Ein kleines Dorf, dem Geruch nach ein Fischerdorf. Sie rümpfte kurz prüfend die Nase. Ihre Tasche...wo mag die wohl sein...sie musste sie verlegt oder gar vergessen haben. Wie ärgerlich, darin befanden sich ihr Bogen und ihre Pfeile...und das wichtige Paar Ersatzhandschuhe. Sie wischte sich das Wasser aus dem Gesicht und folgte einem Weg, gesäumt von grossen dunklen Häusern. Wieso kam die Bewohner des Ortes nicht auf die Idee, einige Fackeln aufzustellen? Brummelnd ging sie weiter, bis eine Stimme sie ansprach und etwas wie "n´abend" murmelte.
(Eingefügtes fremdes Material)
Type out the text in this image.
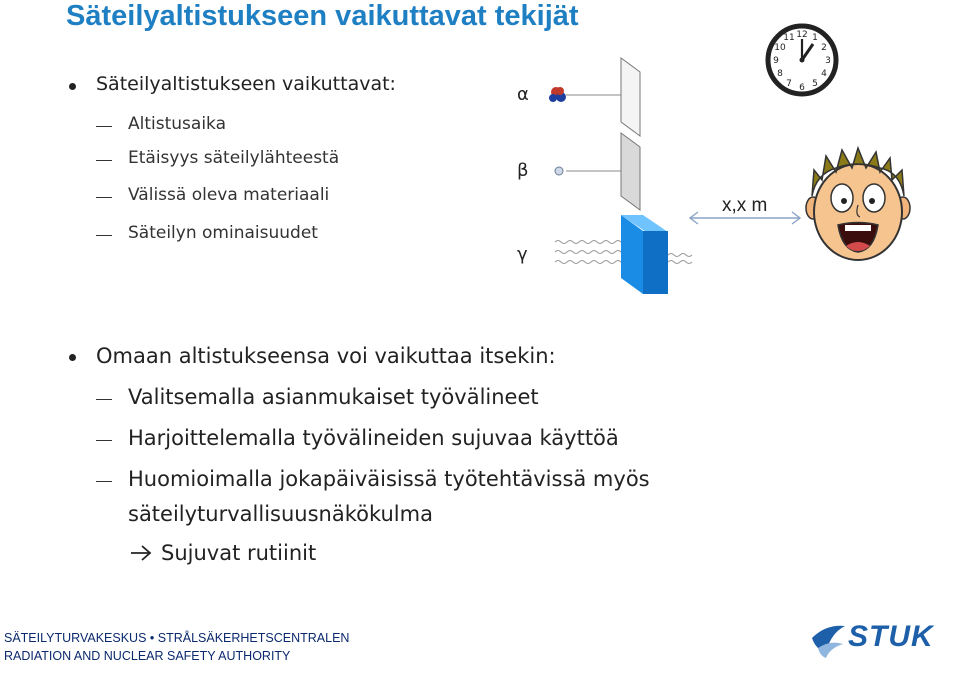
Säteilyaltistukseen vaikuttavat tekijät
Säteilyaltistukseen vaikuttavat:
Altistusaika
Etäisyys säteilylähteestä
Välissä oleva materiaali
Säteilyn ominaisuudet
α
β
γ
12 1
2
3
4
5
6
7
8
9
10
11
x,x m
Omaan altistukseensa voi vaikuttaa itsekin:
Valitsemalla asianmukaiset työvälineet
Harjoittelemalla työvälineiden sujuvaa käyttöä
Huomioimalla jokapäiväisissä työtehtävissä myös
säteilyturvallisuusnäkökulma
Sujuvat rutiinit
SÄTEILYTURVAKESKUS • STRÅLSÄKERHETSCENTRALEN
RADIATION AND NUCLEAR SAFETY AUTHORITY
STUK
Sie blieb stehen...sah sich um...versuchte im Schein einer Kerze, die kaum dafür ausreichte die eigenen Füße zu erkennen, jemanden zu sehen. Nach weiteren Worten und einem Pfiff fand sie schliesslich eine Lady, sitzend auf einer Bank unweit von ihr. Filya hob die Kerze weiter, konnte aber ausser den Konturen und einer rötlichen Hose wenig erkennen. Nach einigen Wirrungen ( Filya wunderte sich, wollte ihr die Lady wohl offensichtlich die Bank schenken...Bitte nehmt Platz...aber die war doch viel zu schwer zu tragen ) setzte sie sich zu der Lady, erfreut, endlich einmal jemanden zum reden zu haben.
Also redete sie...und hörte zu, was die Lady zu sagen hatte. Zeigte ihr den Brief, den sie irgendwo abliefern sollte...Und hörte zu, versuchte anhand der Worte der Lady zu verstehen, wo sie sich befand und was sie nun am besten tun sollte.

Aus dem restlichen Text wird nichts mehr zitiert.